There was lots of political hoopla when the Obama Administration announced last August that immigration officials would use "prosecutorial discretion" for low-priority cases, a move the White House made out a a step forward to protecting binational same-sex couples from being separated because DOMA, which does not recognize their marriages and unions.
"The prosecutorial discretion memo provides for the use of discretion for people with strong community ties, with community contributions and with family relationships. We consider LGBT families to be families in this context," an administration official told Metro Weekly at the time.
Fast forward a year and there's been little movement, or explanation, about the rules. Hoping to put some pressure on the president, House Minority Leader Nancy Pelosi and more than 80 other Democrats yesterday sent a letter asking Obama and company to be more specific.
Chris Geidner at BuzzFeed offers more details:
In [the] letter, Pelosi — along with Reps. Jerrold Nadler and Mike Honda, the lead sponsors of two bills aimed at addressing LGBT inequalities in the immigration system, and 81 other Democrats — called on Homeland Security Secretary Janet Napolitano to "issue a written field guidance or a memorandum to explicitly state the policy of your August 18, 2011 announcement which would direct DHS personnel to consider LGBT family ties as a positive factor for the exercise of prosecutorial discretion."

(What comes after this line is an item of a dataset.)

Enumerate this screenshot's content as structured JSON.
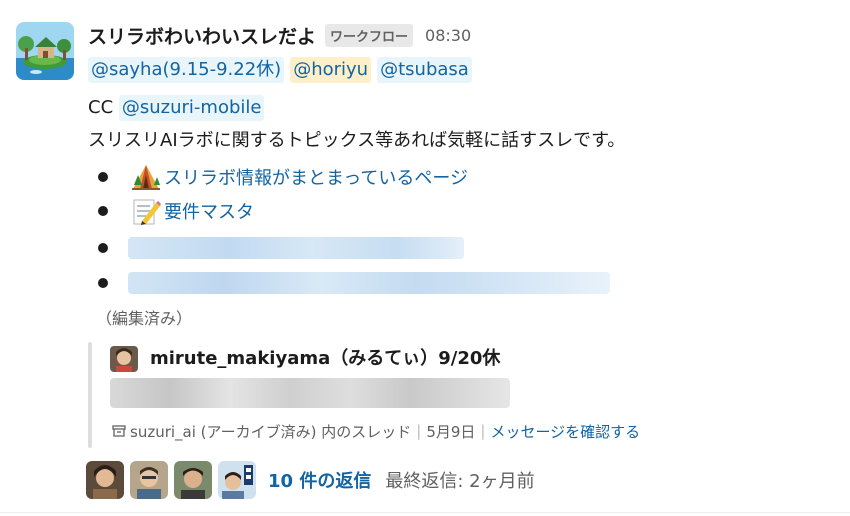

The House members — including out gay Reps. Barney Frank, Jared Polis and David Cicilline — go on to say that "[a] written policy is the best way to ensure that the decision by President Obama and DHS to recognize LGBT family ties for immigration purposes will be implemented so that families will remain together."
Lawyer Lavi Soloway, founder of Stop the Deportations, told Geidner that a lack of specific codes "continues to send mixed messages to deportation officers, Immigration Judges and Immigration and Customs Enforcement prosecutors who have the discretion to protect our families and stop deportations."